Complex Analysis and Geometry The research proposed deals with several areas on the interface of complex analysis and algebraic or symplectic geometry. The main project outlined seeks to develop a Delzant theory to classify completely integrable systems on compact manifolds with real algebraic type singularities of their action variables. These are meant to include the systems arising from spherical varieties (Gelfand-Cetlin examples) and those from quiver varieties at a minimum. The key tool would be Bohr-Sommerfeld level sets and their interplay with the geometry of the moment map in Hamiltonian dynamics. Other topics to be treated include regularity of exterior Monge-Ampere solutions and their relation to pluripotential theory; asymptotic geometry at infinity of complex manifolds, and renormalized Chern classes on them; some cases of the Hodge conjecture related to special Hodge-classes on higher dimensional complex manifolds derived from K3 surfaces, and the algebraicization of certain Grauert tubes. Philosophically, the first project is based on an idea going back to the beginning of quantum mechanics: the Bohr-Sommerfeld levels of a mechanical system, the set of configurations of a classical mechanical system which would contribute significantly to a quantum mechanical understanding of the system, as in, e.g., spectral lines of atoms.

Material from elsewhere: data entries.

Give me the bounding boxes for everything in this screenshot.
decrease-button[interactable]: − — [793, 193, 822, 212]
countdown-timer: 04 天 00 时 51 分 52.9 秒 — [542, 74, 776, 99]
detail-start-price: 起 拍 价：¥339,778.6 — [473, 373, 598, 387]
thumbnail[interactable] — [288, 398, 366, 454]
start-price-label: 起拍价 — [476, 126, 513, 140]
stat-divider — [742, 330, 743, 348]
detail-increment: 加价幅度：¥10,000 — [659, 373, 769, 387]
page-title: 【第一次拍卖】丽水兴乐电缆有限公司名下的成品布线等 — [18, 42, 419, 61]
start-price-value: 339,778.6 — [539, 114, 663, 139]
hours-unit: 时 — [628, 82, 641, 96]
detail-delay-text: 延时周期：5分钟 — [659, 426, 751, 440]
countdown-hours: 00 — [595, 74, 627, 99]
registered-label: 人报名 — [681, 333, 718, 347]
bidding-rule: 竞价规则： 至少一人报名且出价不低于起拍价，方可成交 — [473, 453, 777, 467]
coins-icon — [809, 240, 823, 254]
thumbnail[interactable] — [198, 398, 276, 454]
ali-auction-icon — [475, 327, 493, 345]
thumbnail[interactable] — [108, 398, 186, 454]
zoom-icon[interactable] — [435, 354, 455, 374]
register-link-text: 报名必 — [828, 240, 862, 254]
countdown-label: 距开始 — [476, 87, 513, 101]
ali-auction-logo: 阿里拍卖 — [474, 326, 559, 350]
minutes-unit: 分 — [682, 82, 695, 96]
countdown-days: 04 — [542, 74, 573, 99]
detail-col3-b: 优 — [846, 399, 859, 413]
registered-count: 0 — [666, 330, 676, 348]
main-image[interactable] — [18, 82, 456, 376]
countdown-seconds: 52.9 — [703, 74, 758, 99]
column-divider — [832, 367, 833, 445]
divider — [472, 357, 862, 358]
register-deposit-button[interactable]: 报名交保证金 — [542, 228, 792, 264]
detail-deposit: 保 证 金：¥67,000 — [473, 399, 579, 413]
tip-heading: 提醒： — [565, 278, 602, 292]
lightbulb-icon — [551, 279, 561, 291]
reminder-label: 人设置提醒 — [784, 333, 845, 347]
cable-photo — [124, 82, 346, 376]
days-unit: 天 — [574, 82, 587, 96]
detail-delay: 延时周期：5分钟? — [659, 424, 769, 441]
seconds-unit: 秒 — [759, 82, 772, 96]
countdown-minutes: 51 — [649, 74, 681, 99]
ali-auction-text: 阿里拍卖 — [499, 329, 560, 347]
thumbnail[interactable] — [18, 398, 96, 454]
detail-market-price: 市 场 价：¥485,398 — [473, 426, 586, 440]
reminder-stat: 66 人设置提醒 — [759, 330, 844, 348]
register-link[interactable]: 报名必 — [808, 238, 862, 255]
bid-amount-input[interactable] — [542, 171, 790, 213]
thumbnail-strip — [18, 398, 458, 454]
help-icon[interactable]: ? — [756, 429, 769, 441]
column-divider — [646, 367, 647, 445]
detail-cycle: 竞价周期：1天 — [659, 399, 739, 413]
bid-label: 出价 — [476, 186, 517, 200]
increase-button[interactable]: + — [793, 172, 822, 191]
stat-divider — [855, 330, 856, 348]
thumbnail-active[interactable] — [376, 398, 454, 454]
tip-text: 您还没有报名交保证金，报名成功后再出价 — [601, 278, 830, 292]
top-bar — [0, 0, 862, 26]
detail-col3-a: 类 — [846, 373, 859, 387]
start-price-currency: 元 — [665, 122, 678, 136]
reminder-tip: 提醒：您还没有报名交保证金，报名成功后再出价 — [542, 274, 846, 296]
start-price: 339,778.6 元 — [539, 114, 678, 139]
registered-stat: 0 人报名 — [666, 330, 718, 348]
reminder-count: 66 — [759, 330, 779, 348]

There was a later dual description of mechanics in terms of wave functions, and relating the two has been a source of great insight in physics and mathematics. What we suspect we have found, and are trying to prove, is that this Bohr-Sommerfeld correspondence underlies certain classification questions in classical mechanical systems: how many integrable systems are there? The Bohr-Sommerfeld levels are related directly to classical loci on the underlying space of the mechanical system, while the corresponding wave functions allow one to read off the algebraic geometry of the system. The main problem proposed is to make this "correspondence" rigorous, to the point where the systems can be classified by the combinatorial relations among the Bohr-Sommerfeld loci, and some global algebraic geometric data.